I wrote about my father's parents recently, and today I am tackling my mother's parents. My mother's mother died when I was in high school, and I was crushed. My grandfather had died much earlier. David Bassist died in 1970 at age 73, when I was just 5, and I don't remember him at all. He lived in Austin, and I know I saw him because I have seen a picture of him holding me. He owned an alcohol store in Elgin, Texas, just outside of Austin.


My grandmother, Marie Sternberger Bassist, was a really cool person! Well, to me she was, as she was the housemother at the Zeta Beta Tau fraternity at the University of Texas, which to her high school age grandson was quite cool indeed. She was born in Brownsville, Tennessee. She died when I was a senior in high school in February, 1983 at age 74. I saw her often, both in Houston and in Austin. One of my favorite times to see her was in November of 1981. I was a junior in high school, and I brought a good friend of mine, then Shelly Rose, with me to Austin for Pat O'Briens, a big weekend at UT for ZBT. I remember Grandmommy taking us to dinner and being so happy to see me with such a kind and beautiful date. I was shocked when she died, but I was glad to know that she died in her sleep very quickly and without suffering.

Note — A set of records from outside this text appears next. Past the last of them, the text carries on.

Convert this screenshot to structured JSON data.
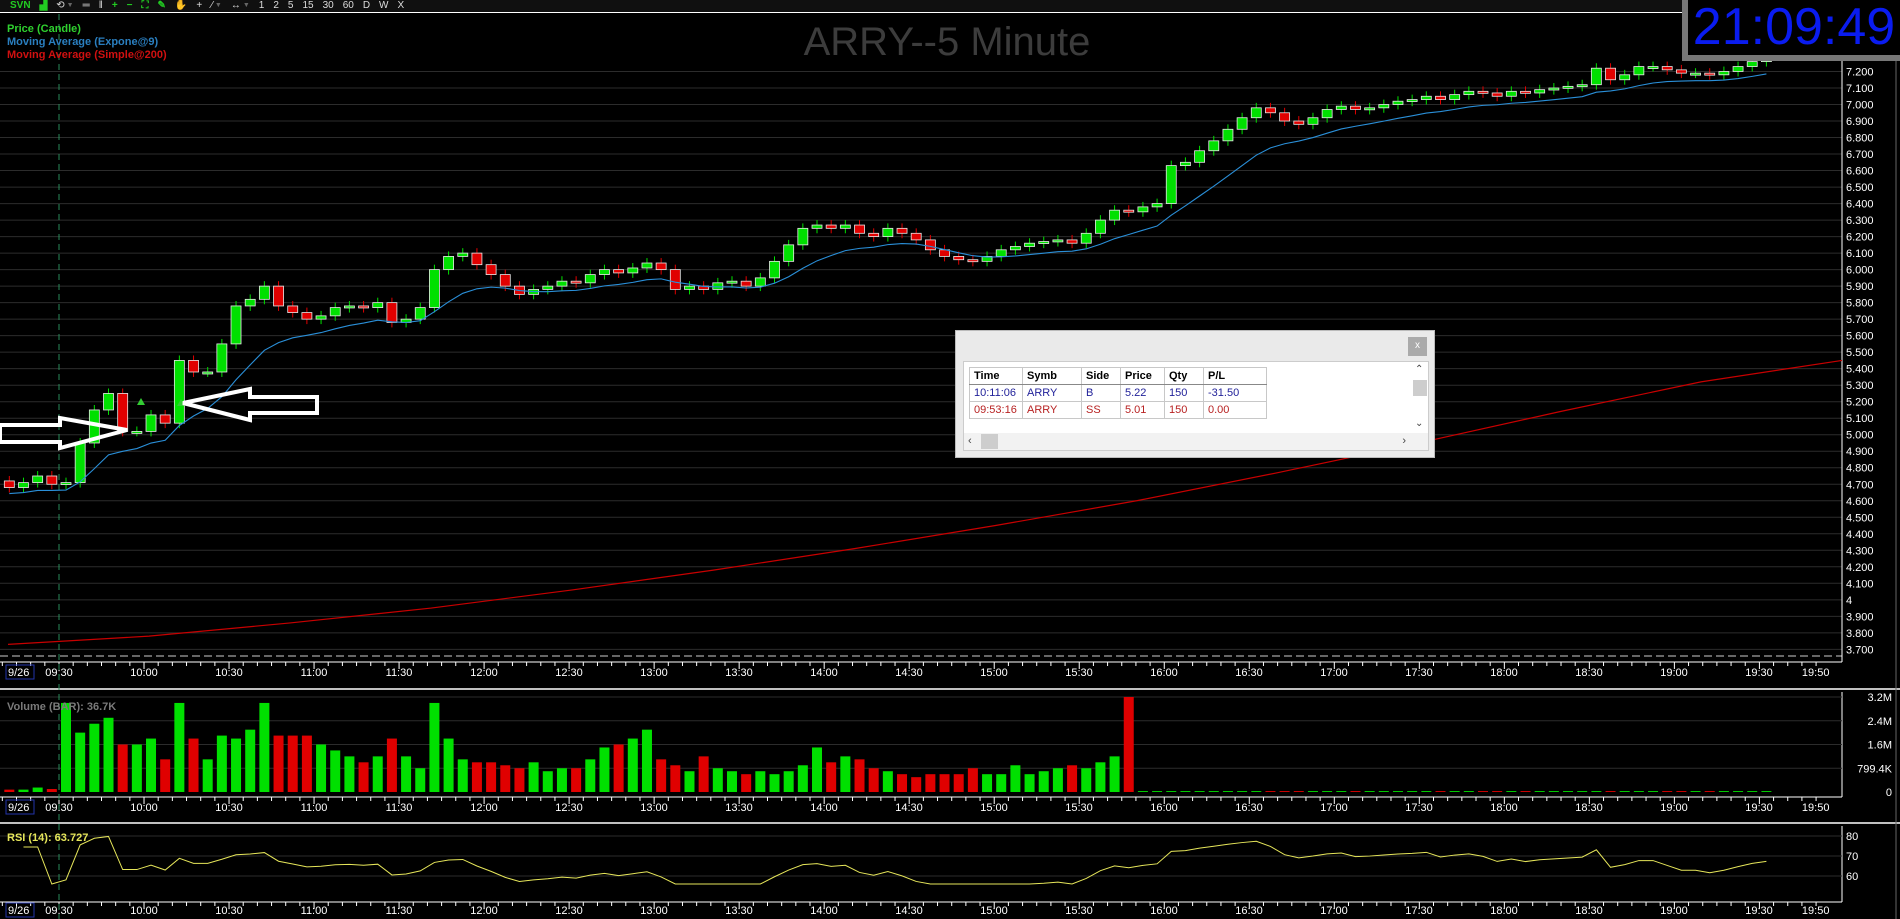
{
  "toolbar": {
    "icons": [
      "svn-icon",
      "area-chart-icon",
      "undo-icon",
      "horizontal-lines-icon",
      "vertical-lines-icon",
      "zoom-in-icon",
      "zoom-out-icon",
      "fit-icon",
      "pencil-icon",
      "hand-icon",
      "crosshair-icon",
      "draw-line-icon",
      "pan-icon"
    ],
    "svn": "SVN",
    "undo": "⟲",
    "hlines": "═",
    "vlines": "‖",
    "zoom_in": "+",
    "zoom_out": "−",
    "fit": "⛶",
    "pencil": "✎",
    "hand": "✋",
    "crosshair": "+",
    "line": "⁄",
    "pan": "↔",
    "intervals": [
      "1",
      "2",
      "5",
      "15",
      "30",
      "60",
      "D",
      "W",
      "X"
    ]
  },
  "legend": {
    "price": "Price (Candle)",
    "ema": "Moving Average (Expone@9)",
    "sma": "Moving Average (Simple@200)"
  },
  "title": "ARRY--5 Minute",
  "clock": "21:09:49",
  "colors": {
    "up": "#00e000",
    "down": "#e00000",
    "ema": "#2a8fd8",
    "sma": "#c80000",
    "rsi": "#e6e65a",
    "clock": "#0a1cf0"
  },
  "volume_label": "Volume (BAR): 36.7K",
  "rsi_label": "RSI (14): 63.727",
  "trade_window": {
    "close": "x",
    "headers": [
      "Time",
      "Symb",
      "Side",
      "Price",
      "Qty",
      "P/L"
    ],
    "rows": [
      [
        "10:11:06",
        "ARRY",
        "B",
        "5.22",
        "150",
        "-31.50"
      ],
      [
        "09:53:16",
        "ARRY",
        "SS",
        "5.01",
        "150",
        "0.00"
      ]
    ]
  },
  "chart_data": {
    "type": "candlestick",
    "title": "ARRY--5 Minute",
    "date_label": "9/26",
    "interval_minutes": 5,
    "first_bar_time": "09:10",
    "session_start": "09:30",
    "price": {
      "first_open": 4.72,
      "closes": [
        4.68,
        4.71,
        4.75,
        4.7,
        4.71,
        4.95,
        5.15,
        5.25,
        5.02,
        5.02,
        5.12,
        5.07,
        5.45,
        5.38,
        5.38,
        5.55,
        5.78,
        5.82,
        5.9,
        5.78,
        5.74,
        5.7,
        5.72,
        5.77,
        5.78,
        5.77,
        5.8,
        5.68,
        5.7,
        5.77,
        6.0,
        6.08,
        6.1,
        6.03,
        5.97,
        5.9,
        5.85,
        5.88,
        5.9,
        5.93,
        5.92,
        5.97,
        6.0,
        5.98,
        6.01,
        6.04,
        6.0,
        5.88,
        5.9,
        5.88,
        5.92,
        5.93,
        5.9,
        5.95,
        6.05,
        6.15,
        6.25,
        6.27,
        6.25,
        6.27,
        6.22,
        6.2,
        6.25,
        6.22,
        6.18,
        6.12,
        6.08,
        6.06,
        6.05,
        6.08,
        6.12,
        6.14,
        6.16,
        6.17,
        6.18,
        6.16,
        6.22,
        6.3,
        6.36,
        6.35,
        6.38,
        6.4,
        6.63,
        6.65,
        6.72,
        6.78,
        6.85,
        6.92,
        6.98,
        6.95,
        6.9,
        6.88,
        6.92,
        6.97,
        6.99,
        6.97,
        6.98,
        7.0,
        7.02,
        7.03,
        7.05,
        7.03,
        7.06,
        7.08,
        7.07,
        7.05,
        7.08,
        7.07,
        7.09,
        7.1,
        7.11,
        7.12,
        7.22,
        7.15,
        7.18,
        7.23,
        7.23,
        7.21,
        7.19,
        7.19,
        7.18,
        7.2,
        7.23,
        7.26,
        7.28
      ]
    },
    "sma200": [
      3.73,
      3.78,
      3.86,
      3.95,
      4.06,
      4.18,
      4.31,
      4.45,
      4.6,
      4.77,
      4.95,
      5.14,
      5.32,
      5.45
    ],
    "volume_millions": [
      0.08,
      0.08,
      0.15,
      0.1,
      3.0,
      2.0,
      2.3,
      2.5,
      1.6,
      1.6,
      1.8,
      1.1,
      3.0,
      1.8,
      1.1,
      1.9,
      1.8,
      2.1,
      3.0,
      1.9,
      1.9,
      1.9,
      1.6,
      1.4,
      1.2,
      1.0,
      1.2,
      1.8,
      1.2,
      0.8,
      3.0,
      1.8,
      1.1,
      1.0,
      1.0,
      0.9,
      0.8,
      1.0,
      0.7,
      0.8,
      0.8,
      1.1,
      1.5,
      1.6,
      1.8,
      2.1,
      1.1,
      0.9,
      0.7,
      1.2,
      0.8,
      0.7,
      0.6,
      0.7,
      0.6,
      0.7,
      0.9,
      1.5,
      1.0,
      1.2,
      1.1,
      0.8,
      0.7,
      0.6,
      0.5,
      0.6,
      0.6,
      0.6,
      0.8,
      0.6,
      0.6,
      0.9,
      0.6,
      0.7,
      0.8,
      0.9,
      0.8,
      1.0,
      1.2,
      3.2
    ],
    "price_axis": [
      "7.200",
      "7.100",
      "7.000",
      "6.900",
      "6.800",
      "6.700",
      "6.600",
      "6.500",
      "6.400",
      "6.300",
      "6.200",
      "6.100",
      "6.000",
      "5.900",
      "5.800",
      "5.700",
      "5.600",
      "5.500",
      "5.400",
      "5.300",
      "5.200",
      "5.100",
      "5.000",
      "4.900",
      "4.800",
      "4.700",
      "4.600",
      "4.500",
      "4.400",
      "4.300",
      "4.200",
      "4.100",
      "4",
      "3.900",
      "3.800",
      "3.700"
    ],
    "volume_axis": [
      {
        "label": "3.2M",
        "value": 3.2
      },
      {
        "label": "2.4M",
        "value": 2.4
      },
      {
        "label": "1.6M",
        "value": 1.6
      },
      {
        "label": "799.4K",
        "value": 0.7994
      },
      {
        "label": "0",
        "value": 0
      }
    ],
    "rsi_axis": [
      {
        "label": "80",
        "value": 80
      },
      {
        "label": "70",
        "value": 70
      },
      {
        "label": "60",
        "value": 60
      }
    ],
    "time_labels": [
      "09:30",
      "10:00",
      "10:30",
      "11:00",
      "11:30",
      "12:00",
      "12:30",
      "13:00",
      "13:30",
      "14:00",
      "14:30",
      "15:00",
      "15:30",
      "16:00",
      "16:30",
      "17:00",
      "17:30",
      "18:00",
      "18:30",
      "19:00",
      "19:30",
      "19:50"
    ]
  }
}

Here, both of my grandparents were with me on my first Thanksgiving in 1965:

Here, they are together with me a bit later:

One of the neatest things about my grandparents is that their siblings got married after meeting each other. Harry Bassist was quite a bit younger than his brother. He died young too, passing away in 1973 at the age of just 66. I don't remember him well, as I was just 7 when he died, but I did get to see him because he lived in Houston. His wife, Amy Sternberger Bassist, my grandmother's younger sister, was truly one of the most special people in my life. My wife agrees! I knew Amy very well, as she passed away in late 2009 at the age of 96. My children were fortunate to know her well too.

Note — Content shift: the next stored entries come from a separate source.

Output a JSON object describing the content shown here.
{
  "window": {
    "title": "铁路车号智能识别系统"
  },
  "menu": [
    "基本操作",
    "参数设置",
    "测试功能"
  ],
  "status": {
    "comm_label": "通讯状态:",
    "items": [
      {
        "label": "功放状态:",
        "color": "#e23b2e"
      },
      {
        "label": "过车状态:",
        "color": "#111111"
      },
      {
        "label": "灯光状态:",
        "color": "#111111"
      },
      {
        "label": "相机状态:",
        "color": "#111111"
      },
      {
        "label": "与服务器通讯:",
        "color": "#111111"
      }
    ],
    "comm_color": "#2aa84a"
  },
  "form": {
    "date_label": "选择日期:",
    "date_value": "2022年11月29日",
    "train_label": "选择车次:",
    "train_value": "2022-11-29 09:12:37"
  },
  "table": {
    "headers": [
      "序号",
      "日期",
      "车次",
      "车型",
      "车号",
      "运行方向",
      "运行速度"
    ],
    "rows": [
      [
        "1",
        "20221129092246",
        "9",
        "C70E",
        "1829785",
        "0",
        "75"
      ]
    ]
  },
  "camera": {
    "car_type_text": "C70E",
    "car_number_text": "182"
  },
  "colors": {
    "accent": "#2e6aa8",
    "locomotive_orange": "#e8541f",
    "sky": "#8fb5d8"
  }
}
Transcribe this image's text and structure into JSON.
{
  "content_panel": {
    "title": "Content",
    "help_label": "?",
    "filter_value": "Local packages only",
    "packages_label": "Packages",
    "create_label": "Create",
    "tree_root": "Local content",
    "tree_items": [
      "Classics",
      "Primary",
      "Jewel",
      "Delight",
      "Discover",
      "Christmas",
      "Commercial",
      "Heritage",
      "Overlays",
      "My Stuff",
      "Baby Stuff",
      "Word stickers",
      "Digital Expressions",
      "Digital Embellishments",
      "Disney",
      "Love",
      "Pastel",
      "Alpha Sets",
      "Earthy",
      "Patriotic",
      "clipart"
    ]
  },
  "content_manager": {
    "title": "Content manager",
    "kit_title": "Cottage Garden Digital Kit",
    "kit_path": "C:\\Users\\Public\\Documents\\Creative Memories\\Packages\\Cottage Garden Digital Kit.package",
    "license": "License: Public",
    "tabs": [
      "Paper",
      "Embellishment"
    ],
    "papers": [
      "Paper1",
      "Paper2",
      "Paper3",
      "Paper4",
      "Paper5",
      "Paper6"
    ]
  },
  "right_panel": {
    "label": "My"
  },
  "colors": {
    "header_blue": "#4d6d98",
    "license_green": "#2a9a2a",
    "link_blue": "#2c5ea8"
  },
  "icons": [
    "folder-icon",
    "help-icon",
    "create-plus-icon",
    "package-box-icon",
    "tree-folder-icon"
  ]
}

Aunt Amy was like a grandmother to me for the 26 years after her sister, my grandmother, died. She had a long time of being a widow, but she chose to not be alone. A boyfriend of hers died. There was a lot more to her life than just relationships with men. She worked for many years at Walter Pye's, a clothing store in the Meyerland area. Walter Pye was a relative of hers, and Walter Pye, Jr. was running the store when Aunt Amy was working there. Late in her life, she volunteered at the Holocaust Museum of Houston, working at the front desk. I visited her there.

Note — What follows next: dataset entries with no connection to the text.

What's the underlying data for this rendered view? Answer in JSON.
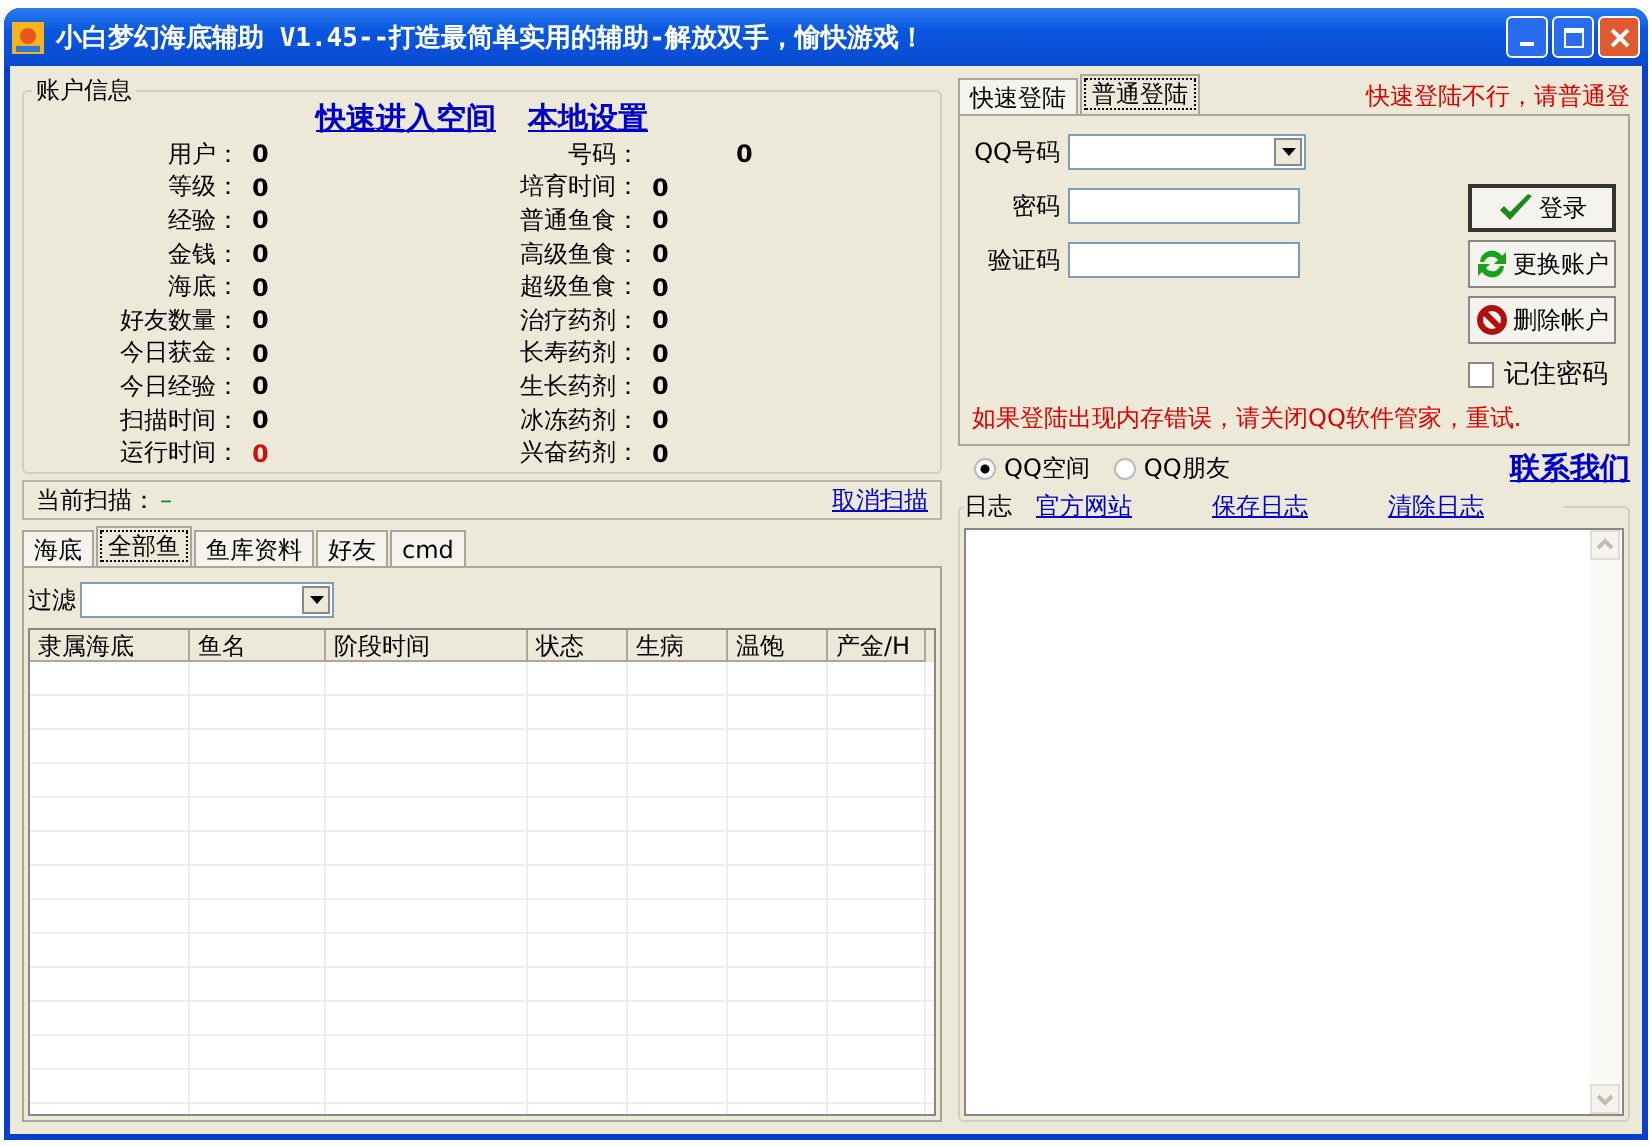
{
  "window": {
    "title": "小白梦幻海底辅助 V1.45--打造最简单实用的辅助-解放双手，愉快游戏！"
  },
  "account": {
    "title": "账户信息",
    "links": [
      "快速进入空间",
      "本地设置"
    ],
    "left_stats": [
      {
        "label": "用户：",
        "value": "0",
        "alert": false
      },
      {
        "label": "等级：",
        "value": "0",
        "alert": false
      },
      {
        "label": "经验：",
        "value": "0",
        "alert": false
      },
      {
        "label": "金钱：",
        "value": "0",
        "alert": false
      },
      {
        "label": "海底：",
        "value": "0",
        "alert": false
      },
      {
        "label": "好友数量：",
        "value": "0",
        "alert": false
      },
      {
        "label": "今日获金：",
        "value": "0",
        "alert": false
      },
      {
        "label": "今日经验：",
        "value": "0",
        "alert": false
      },
      {
        "label": "扫描时间：",
        "value": "0",
        "alert": false
      },
      {
        "label": "运行时间：",
        "value": "0",
        "alert": true
      }
    ],
    "right_stats": [
      {
        "label": "号码：",
        "value": "0",
        "kind": "wide"
      },
      {
        "label": "培育时间：",
        "value": "0",
        "kind": "normal"
      },
      {
        "label": "普通鱼食：",
        "value": "0",
        "kind": "normal"
      },
      {
        "label": "高级鱼食：",
        "value": "0",
        "kind": "normal"
      },
      {
        "label": "超级鱼食：",
        "value": "0",
        "kind": "normal"
      },
      {
        "label": "治疗药剂：",
        "value": "0",
        "kind": "normal"
      },
      {
        "label": "长寿药剂：",
        "value": "0",
        "kind": "normal"
      },
      {
        "label": "生长药剂：",
        "value": "0",
        "kind": "normal"
      },
      {
        "label": "冰冻药剂：",
        "value": "0",
        "kind": "normal"
      },
      {
        "label": "兴奋药剂：",
        "value": "0",
        "kind": "normal"
      }
    ]
  },
  "scan": {
    "label": "当前扫描：",
    "value": "–",
    "cancel": "取消扫描"
  },
  "fish_tabs": [
    {
      "label": "海底",
      "selected": false
    },
    {
      "label": "全部鱼",
      "selected": true
    },
    {
      "label": "鱼库资料",
      "selected": false
    },
    {
      "label": "好友",
      "selected": false
    },
    {
      "label": "cmd",
      "selected": false
    }
  ],
  "filter": {
    "label": "过滤"
  },
  "table": {
    "columns": [
      "隶属海底",
      "鱼名",
      "阶段时间",
      "状态",
      "生病",
      "温饱",
      "产金/H"
    ]
  },
  "login_tabs": [
    {
      "label": "快速登陆",
      "selected": false
    },
    {
      "label": "普通登陆",
      "selected": true
    }
  ],
  "login_notice": "快速登陆不行，请普通登",
  "fields": [
    {
      "label": "QQ号码",
      "kind": "combo"
    },
    {
      "label": "密码",
      "kind": "text"
    },
    {
      "label": "验证码",
      "kind": "text"
    }
  ],
  "buttons": [
    {
      "label": "登录",
      "kind": "login"
    },
    {
      "label": "更换账户",
      "kind": "switch"
    },
    {
      "label": "删除帐户",
      "kind": "delete"
    }
  ],
  "remember": {
    "label": "记住密码",
    "checked": false
  },
  "error_note": "如果登陆出现内存错误，请关闭QQ软件管家，重试.",
  "radios": [
    {
      "label": "QQ空间",
      "selected": true
    },
    {
      "label": "QQ朋友",
      "selected": false
    }
  ],
  "contact": "联系我们",
  "log": {
    "title": "日志",
    "links": [
      "官方网站",
      "保存日志",
      "清除日志"
    ]
  }
}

I learned so much about life from the way Aunt Amy lived hers. She never said no to an invitation. Dinner? Yes! A ride? Yes! She spend a lot of time with her friends and our family, and she worked hard. We were very close. She actually came to Chicago for my graduation from Northwestern University in 1986:

Amy and Harry had two children. Their sons were Harry Jr. and Philip, who died in 2018 at age 74, was adopted. His situation was like mine. He was adopted as a first child. I never understood why there was so much friction between him and the rest of the family, but I can guess he wasn't the cause of it. I don't recall Aunt Amy every saying anything negative about him at all. I knew his wife, Ruth, and two children and saw them growing up. I am close to his daughter, who is named Amy (Amy Bassist Dodd). My son and I had dinner with Amy in Denver. Fran and I tried to visit her rather, Philip, in Idaho Springs without having planned it, but we couldn't find him. Amy shared this picture of her family, which includes her brother Philip, taken I guess in 1975:

While I didn't really know my grandfather, I knew my grandmother very well. Two brothers marrying two sisters. Rare and very interesting! It worked out well for me!!!